The Bayesian equation is read by a mathematician, who recognizes it for what it is: an evolving probability as new data is introduced. In the mind, however, there is no reader of neural computations; the mind is neural computation. As a decision maker, it should behave like an evolving probability. This is not the case. We experience our choices as sure and not as statistics. Our decisions are identity. Their approximate nature disappears in conscious experience. “I am” my approximation, not 10% to 50% or 90%; I am entirely my approximation. My mind is an identity approximator.

Are you hesitant to convince yourself? Let’s take a very common subject of discussion: the debates of opinion around recommendations, in matters of health, ethics, education, etc. Can we say that a recommendation is 100% reliable? Never, you will grant it to me. A recommendation has a probability of accuracy between 51% and 99%. Why the minimum threshold of 51%? Because if an interpretation has a 50/50 or better chance of being wrong, why would we make a recommendation?

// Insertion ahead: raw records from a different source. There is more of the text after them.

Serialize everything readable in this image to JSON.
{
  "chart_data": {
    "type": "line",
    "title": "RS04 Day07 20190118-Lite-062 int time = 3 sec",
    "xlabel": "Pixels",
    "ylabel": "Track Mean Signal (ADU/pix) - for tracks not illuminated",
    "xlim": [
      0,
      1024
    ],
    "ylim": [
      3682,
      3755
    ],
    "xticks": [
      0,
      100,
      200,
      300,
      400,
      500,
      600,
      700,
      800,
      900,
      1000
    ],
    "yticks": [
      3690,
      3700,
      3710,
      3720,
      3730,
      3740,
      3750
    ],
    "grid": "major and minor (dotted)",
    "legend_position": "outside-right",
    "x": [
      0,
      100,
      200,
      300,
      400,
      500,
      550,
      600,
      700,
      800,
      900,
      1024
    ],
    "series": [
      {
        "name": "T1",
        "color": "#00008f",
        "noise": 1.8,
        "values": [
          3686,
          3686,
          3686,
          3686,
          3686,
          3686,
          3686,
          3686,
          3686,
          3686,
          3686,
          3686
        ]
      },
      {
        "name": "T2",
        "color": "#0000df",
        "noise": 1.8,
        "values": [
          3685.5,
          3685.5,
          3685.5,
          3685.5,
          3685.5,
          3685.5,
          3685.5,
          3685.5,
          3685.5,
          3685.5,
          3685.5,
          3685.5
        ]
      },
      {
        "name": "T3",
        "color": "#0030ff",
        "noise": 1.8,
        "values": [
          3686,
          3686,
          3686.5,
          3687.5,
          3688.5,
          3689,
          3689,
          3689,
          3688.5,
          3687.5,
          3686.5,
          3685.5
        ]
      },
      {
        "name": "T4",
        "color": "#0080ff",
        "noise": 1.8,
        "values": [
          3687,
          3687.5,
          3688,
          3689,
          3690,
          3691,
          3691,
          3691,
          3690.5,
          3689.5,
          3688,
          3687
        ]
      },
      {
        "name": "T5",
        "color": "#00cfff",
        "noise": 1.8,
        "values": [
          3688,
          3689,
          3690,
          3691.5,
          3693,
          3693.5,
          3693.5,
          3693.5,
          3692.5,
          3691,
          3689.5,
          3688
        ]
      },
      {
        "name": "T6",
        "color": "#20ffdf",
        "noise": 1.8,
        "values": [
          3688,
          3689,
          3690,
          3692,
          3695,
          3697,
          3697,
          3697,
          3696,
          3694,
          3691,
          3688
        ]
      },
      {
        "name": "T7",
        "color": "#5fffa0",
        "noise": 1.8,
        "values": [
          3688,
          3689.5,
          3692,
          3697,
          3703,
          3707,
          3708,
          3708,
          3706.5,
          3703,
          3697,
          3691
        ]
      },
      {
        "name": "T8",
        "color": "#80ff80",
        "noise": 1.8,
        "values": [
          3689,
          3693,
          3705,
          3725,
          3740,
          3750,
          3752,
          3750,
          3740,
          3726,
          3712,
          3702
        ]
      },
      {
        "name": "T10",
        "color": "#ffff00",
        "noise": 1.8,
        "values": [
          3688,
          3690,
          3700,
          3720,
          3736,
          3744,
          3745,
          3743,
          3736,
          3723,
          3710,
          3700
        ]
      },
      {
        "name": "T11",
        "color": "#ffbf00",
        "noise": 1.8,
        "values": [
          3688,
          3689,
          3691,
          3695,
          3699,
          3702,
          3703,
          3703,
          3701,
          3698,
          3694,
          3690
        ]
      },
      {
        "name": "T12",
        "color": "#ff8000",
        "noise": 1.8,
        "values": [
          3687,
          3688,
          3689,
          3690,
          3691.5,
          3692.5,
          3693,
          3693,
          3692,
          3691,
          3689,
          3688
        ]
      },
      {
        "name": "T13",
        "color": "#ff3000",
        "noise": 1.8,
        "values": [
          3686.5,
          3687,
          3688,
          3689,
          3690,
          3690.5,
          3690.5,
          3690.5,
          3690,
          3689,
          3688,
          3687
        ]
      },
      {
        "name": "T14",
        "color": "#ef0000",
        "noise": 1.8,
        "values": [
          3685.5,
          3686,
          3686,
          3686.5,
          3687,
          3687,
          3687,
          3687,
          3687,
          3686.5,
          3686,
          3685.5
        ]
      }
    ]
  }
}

In a debate, do you observe that opinions behave as probable truths between 51 and 99%? Very rarely. Only particularly intelligent and eclectic minds know the depth of their ignorance. The debates between these people are interesting because they know they are made of approximations and quickly abandon the case when the probability of being right drops below 51%. But these special minds are rare, let us repeat. Most of our fellow human beings, especially in this Wokist era, are 100% opinionated! So indisputable.

Neurologically these indisputable opinions are indeed approximations. But among these people there is no reader, no mathematical observer to judge the Bayesian nature of opinion. Without an observer, the lonely prediction is a conviction.

If we encounter so many heavy convictions on a daily basis, it is because the observer is a particularly complex and fragile construction. It is quickly crushed when the mental bowling balls of anger, neuroses, alcohol and other mental poisons tumble into the mind. Our delicate mental efflorescences retract. The mind becomes a shield, united and rigid, a severe bodyguard… an identity approximator.